Écrit par : BH | 15/11/2006

RESPONSABLE

> Estimez-vous que l'individu n'est pas responsable de ce qui lui arrive ?

A.P.


[De P.P. à A.P. - Gori et Le Coz ne disent pas que l'individu n'est responsable en rien. Ils disent, et c'est le bon sens, que l'individu n'est pas responsable de tout ! L'ultralibéralisme dit, comme Nietzsche, "il ne nous arrive que ce qui nous ressemble". C'est une belle maxime. Il suffit de lire la presse économique pour constater qu'elle est fausse.]

Cette réponse s'adresse au commentaire

Écrit par : A. Poirier | 15/11/2006

ORPHELINS DE L'AME

> Le coaching est un remède de plus pour les orphelins de l'âme.
Il y a eu la vogue du "coaching managérial" style Jacquet et sa vidéo sur la préparation de l'équipe de France du mondial 98. 2002 est venu un peu calmer les enthousiasmes... Domenech est un adepte d'astrologie. Pourquoi pas puisque Mitterrand consultait Elisabeth Tessier ?
Quant à Nietzsche, ne s'est-il pas contenté de constater la "mort de Dieu" pour en annoncer les conséquences funestes - ce que certains refusent toujours d'admettre . Mort métaphorique puisque le philosophe nous dit qu'il se dépouille seulement et qu'il demeure par delà le Bien et le Mal.
Le nihilisme met plus les hommes au défi de se dépasser, de relever leurs propres imperfections, qu'il n'atteint le principe divin.
C'est pourquoi ils s'abandonnent aux illusions d'une science perfectible pour se rassurer de ne pas s'être trompés (il y aurait comme un doute... Descartes ?).
La psychanalyse et ses querelles (Lacan, Jung, ...) la psychologie et ses contraditions (behavioriste, cognitif, ..), la sophrologie, la PNL, le coaching sont autant de modes onéreuses et lucratives dont la succession démontre l'insatisfaction de l'homme (1) à propos des ersatz qu'il s'invente pour se convaincre de l'inutilité de Dieu, pour se rassurer sur sa prétention à pouvoir Le remplacer, à s'En passer. Les sectes bénéficient de cette dérive pour se dissimuler et promettre des guérisons en tous genres, profitant de cette crédulité (2) qui favorise plus le charlatanisme que la raison.
Ce n'est pas la première fois, Dieu en a l'habitude (cf. Ancien Testament)

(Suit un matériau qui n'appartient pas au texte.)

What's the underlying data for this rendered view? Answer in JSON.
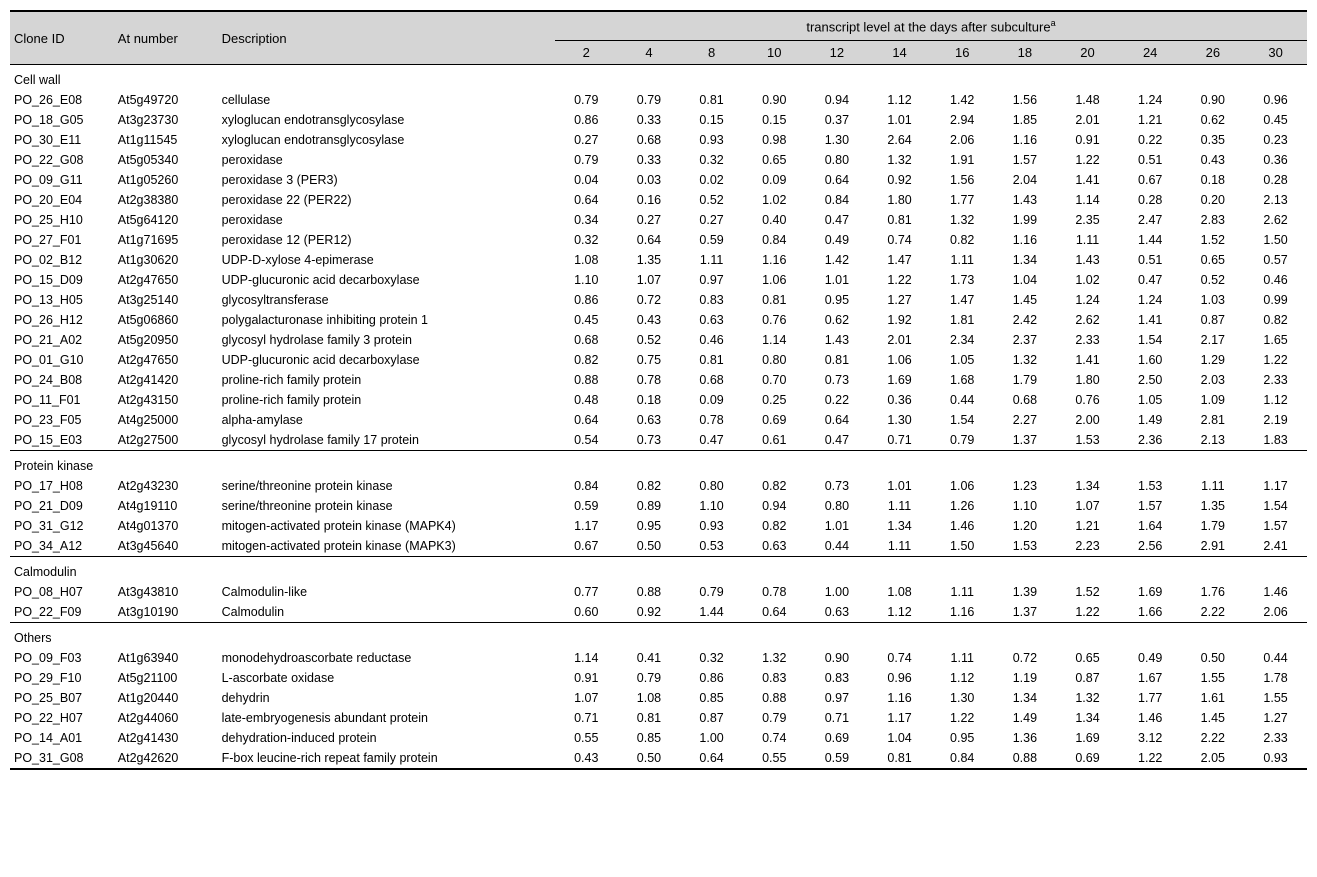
{
  "headers": {
    "clone_id": "Clone ID",
    "at_number": "At number",
    "description": "Description",
    "span_header": "transcript level at the days after subculture",
    "superscript": "a",
    "days": [
      "2",
      "4",
      "8",
      "10",
      "12",
      "14",
      "16",
      "18",
      "20",
      "24",
      "26",
      "30"
    ]
  },
  "sections": [
    {
      "name": "Cell wall",
      "rows": [
        {
          "clone": "PO_26_E08",
          "at": "At5g49720",
          "desc": "cellulase",
          "vals": [
            "0.79",
            "0.79",
            "0.81",
            "0.90",
            "0.94",
            "1.12",
            "1.42",
            "1.56",
            "1.48",
            "1.24",
            "0.90",
            "0.96"
          ]
        },
        {
          "clone": "PO_18_G05",
          "at": "At3g23730",
          "desc": "xyloglucan endotransglycosylase",
          "vals": [
            "0.86",
            "0.33",
            "0.15",
            "0.15",
            "0.37",
            "1.01",
            "2.94",
            "1.85",
            "2.01",
            "1.21",
            "0.62",
            "0.45"
          ]
        },
        {
          "clone": "PO_30_E11",
          "at": "At1g11545",
          "desc": "xyloglucan endotransglycosylase",
          "vals": [
            "0.27",
            "0.68",
            "0.93",
            "0.98",
            "1.30",
            "2.64",
            "2.06",
            "1.16",
            "0.91",
            "0.22",
            "0.35",
            "0.23"
          ]
        },
        {
          "clone": "PO_22_G08",
          "at": "At5g05340",
          "desc": "peroxidase",
          "vals": [
            "0.79",
            "0.33",
            "0.32",
            "0.65",
            "0.80",
            "1.32",
            "1.91",
            "1.57",
            "1.22",
            "0.51",
            "0.43",
            "0.36"
          ]
        },
        {
          "clone": "PO_09_G11",
          "at": "At1g05260",
          "desc": "peroxidase 3 (PER3)",
          "vals": [
            "0.04",
            "0.03",
            "0.02",
            "0.09",
            "0.64",
            "0.92",
            "1.56",
            "2.04",
            "1.41",
            "0.67",
            "0.18",
            "0.28"
          ]
        },
        {
          "clone": "PO_20_E04",
          "at": "At2g38380",
          "desc": "peroxidase 22 (PER22)",
          "vals": [
            "0.64",
            "0.16",
            "0.52",
            "1.02",
            "0.84",
            "1.80",
            "1.77",
            "1.43",
            "1.14",
            "0.28",
            "0.20",
            "2.13"
          ]
        },
        {
          "clone": "PO_25_H10",
          "at": "At5g64120",
          "desc": "peroxidase",
          "vals": [
            "0.34",
            "0.27",
            "0.27",
            "0.40",
            "0.47",
            "0.81",
            "1.32",
            "1.99",
            "2.35",
            "2.47",
            "2.83",
            "2.62"
          ]
        },
        {
          "clone": "PO_27_F01",
          "at": "At1g71695",
          "desc": "peroxidase 12 (PER12)",
          "vals": [
            "0.32",
            "0.64",
            "0.59",
            "0.84",
            "0.49",
            "0.74",
            "0.82",
            "1.16",
            "1.11",
            "1.44",
            "1.52",
            "1.50"
          ]
        },
        {
          "clone": "PO_02_B12",
          "at": "At1g30620",
          "desc": "UDP-D-xylose 4-epimerase",
          "vals": [
            "1.08",
            "1.35",
            "1.11",
            "1.16",
            "1.42",
            "1.47",
            "1.11",
            "1.34",
            "1.43",
            "0.51",
            "0.65",
            "0.57"
          ]
        },
        {
          "clone": "PO_15_D09",
          "at": "At2g47650",
          "desc": "UDP-glucuronic acid decarboxylase",
          "vals": [
            "1.10",
            "1.07",
            "0.97",
            "1.06",
            "1.01",
            "1.22",
            "1.73",
            "1.04",
            "1.02",
            "0.47",
            "0.52",
            "0.46"
          ]
        },
        {
          "clone": "PO_13_H05",
          "at": "At3g25140",
          "desc": "glycosyltransferase",
          "vals": [
            "0.86",
            "0.72",
            "0.83",
            "0.81",
            "0.95",
            "1.27",
            "1.47",
            "1.45",
            "1.24",
            "1.24",
            "1.03",
            "0.99"
          ]
        },
        {
          "clone": "PO_26_H12",
          "at": "At5g06860",
          "desc": "polygalacturonase inhibiting protein 1",
          "vals": [
            "0.45",
            "0.43",
            "0.63",
            "0.76",
            "0.62",
            "1.92",
            "1.81",
            "2.42",
            "2.62",
            "1.41",
            "0.87",
            "0.82"
          ]
        },
        {
          "clone": "PO_21_A02",
          "at": "At5g20950",
          "desc": "glycosyl hydrolase family 3 protein",
          "vals": [
            "0.68",
            "0.52",
            "0.46",
            "1.14",
            "1.43",
            "2.01",
            "2.34",
            "2.37",
            "2.33",
            "1.54",
            "2.17",
            "1.65"
          ]
        },
        {
          "clone": "PO_01_G10",
          "at": "At2g47650",
          "desc": "UDP-glucuronic acid decarboxylase",
          "vals": [
            "0.82",
            "0.75",
            "0.81",
            "0.80",
            "0.81",
            "1.06",
            "1.05",
            "1.32",
            "1.41",
            "1.60",
            "1.29",
            "1.22"
          ]
        },
        {
          "clone": "PO_24_B08",
          "at": "At2g41420",
          "desc": "proline-rich family protein",
          "vals": [
            "0.88",
            "0.78",
            "0.68",
            "0.70",
            "0.73",
            "1.69",
            "1.68",
            "1.79",
            "1.80",
            "2.50",
            "2.03",
            "2.33"
          ]
        },
        {
          "clone": "PO_11_F01",
          "at": "At2g43150",
          "desc": "proline-rich family protein",
          "vals": [
            "0.48",
            "0.18",
            "0.09",
            "0.25",
            "0.22",
            "0.36",
            "0.44",
            "0.68",
            "0.76",
            "1.05",
            "1.09",
            "1.12"
          ]
        },
        {
          "clone": "PO_23_F05",
          "at": "At4g25000",
          "desc": "alpha-amylase",
          "vals": [
            "0.64",
            "0.63",
            "0.78",
            "0.69",
            "0.64",
            "1.30",
            "1.54",
            "2.27",
            "2.00",
            "1.49",
            "2.81",
            "2.19"
          ]
        },
        {
          "clone": "PO_15_E03",
          "at": "At2g27500",
          "desc": "glycosyl hydrolase family 17 protein",
          "vals": [
            "0.54",
            "0.73",
            "0.47",
            "0.61",
            "0.47",
            "0.71",
            "0.79",
            "1.37",
            "1.53",
            "2.36",
            "2.13",
            "1.83"
          ]
        }
      ]
    },
    {
      "name": "Protein kinase",
      "rows": [
        {
          "clone": "PO_17_H08",
          "at": "At2g43230",
          "desc": "serine/threonine protein kinase",
          "vals": [
            "0.84",
            "0.82",
            "0.80",
            "0.82",
            "0.73",
            "1.01",
            "1.06",
            "1.23",
            "1.34",
            "1.53",
            "1.11",
            "1.17"
          ]
        },
        {
          "clone": "PO_21_D09",
          "at": "At4g19110",
          "desc": "serine/threonine protein kinase",
          "vals": [
            "0.59",
            "0.89",
            "1.10",
            "0.94",
            "0.80",
            "1.11",
            "1.26",
            "1.10",
            "1.07",
            "1.57",
            "1.35",
            "1.54"
          ]
        },
        {
          "clone": "PO_31_G12",
          "at": "At4g01370",
          "desc": "mitogen-activated protein kinase (MAPK4)",
          "vals": [
            "1.17",
            "0.95",
            "0.93",
            "0.82",
            "1.01",
            "1.34",
            "1.46",
            "1.20",
            "1.21",
            "1.64",
            "1.79",
            "1.57"
          ]
        },
        {
          "clone": "PO_34_A12",
          "at": "At3g45640",
          "desc": "mitogen-activated protein kinase (MAPK3)",
          "vals": [
            "0.67",
            "0.50",
            "0.53",
            "0.63",
            "0.44",
            "1.11",
            "1.50",
            "1.53",
            "2.23",
            "2.56",
            "2.91",
            "2.41"
          ]
        }
      ]
    },
    {
      "name": "Calmodulin",
      "rows": [
        {
          "clone": "PO_08_H07",
          "at": "At3g43810",
          "desc": "Calmodulin-like",
          "vals": [
            "0.77",
            "0.88",
            "0.79",
            "0.78",
            "1.00",
            "1.08",
            "1.11",
            "1.39",
            "1.52",
            "1.69",
            "1.76",
            "1.46"
          ]
        },
        {
          "clone": "PO_22_F09",
          "at": "At3g10190",
          "desc": "Calmodulin",
          "vals": [
            "0.60",
            "0.92",
            "1.44",
            "0.64",
            "0.63",
            "1.12",
            "1.16",
            "1.37",
            "1.22",
            "1.66",
            "2.22",
            "2.06"
          ]
        }
      ]
    },
    {
      "name": "Others",
      "rows": [
        {
          "clone": "PO_09_F03",
          "at": "At1g63940",
          "desc": "monodehydroascorbate reductase",
          "vals": [
            "1.14",
            "0.41",
            "0.32",
            "1.32",
            "0.90",
            "0.74",
            "1.11",
            "0.72",
            "0.65",
            "0.49",
            "0.50",
            "0.44"
          ]
        },
        {
          "clone": "PO_29_F10",
          "at": "At5g21100",
          "desc": "L-ascorbate oxidase",
          "vals": [
            "0.91",
            "0.79",
            "0.86",
            "0.83",
            "0.83",
            "0.96",
            "1.12",
            "1.19",
            "0.87",
            "1.67",
            "1.55",
            "1.78"
          ]
        },
        {
          "clone": "PO_25_B07",
          "at": "At1g20440",
          "desc": "dehydrin",
          "vals": [
            "1.07",
            "1.08",
            "0.85",
            "0.88",
            "0.97",
            "1.16",
            "1.30",
            "1.34",
            "1.32",
            "1.77",
            "1.61",
            "1.55"
          ]
        },
        {
          "clone": "PO_22_H07",
          "at": "At2g44060",
          "desc": "late-embryogenesis abundant protein",
          "vals": [
            "0.71",
            "0.81",
            "0.87",
            "0.79",
            "0.71",
            "1.17",
            "1.22",
            "1.49",
            "1.34",
            "1.46",
            "1.45",
            "1.27"
          ]
        },
        {
          "clone": "PO_14_A01",
          "at": "At2g41430",
          "desc": "dehydration-induced protein",
          "vals": [
            "0.55",
            "0.85",
            "1.00",
            "0.74",
            "0.69",
            "1.04",
            "0.95",
            "1.36",
            "1.69",
            "3.12",
            "2.22",
            "2.33"
          ]
        },
        {
          "clone": "PO_31_G08",
          "at": "At2g42620",
          "desc": "F-box leucine-rich repeat family protein",
          "vals": [
            "0.43",
            "0.50",
            "0.64",
            "0.55",
            "0.59",
            "0.81",
            "0.84",
            "0.88",
            "0.69",
            "1.22",
            "2.05",
            "0.93"
          ]
        }
      ]
    }
  ]
}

(1) sans parler de la tendance à instrumentaliser la médecine - ou ses avatars - à des fins arbitraires ou totalitaires (psychiatrisation des relations de travail, de la répression étatique, ...)

(2) aboutissement de la conception matérialiste de la vie.

Écrit par : Qwyzyx | 15/11/2006

"TOTALITARISME MARCHAND"

> Le coaching, finalement, c'est apprendre à vivre (ou survivre?) dans une société qui n'a plus que l'argent et l'apparence et donc la nécessité d'être performant et sûr de soi, comme valeur. Ne pensez-vous pas que c'est dû, entre autre, au vide éducatif (dans tous les sens du terme: spirituel, moral, affectif, psychologique etc.) que la génération de 68 a transmis à ses enfants, qui sont maintenant les trentenaires et les quadras , qui ont recours à ces "coach"? Il serait intéressant de savoir combien de croyants utilisent leurs services. En tout cas, le totalitarisme marchand se répand et seule l'Eglise apporte une réponse.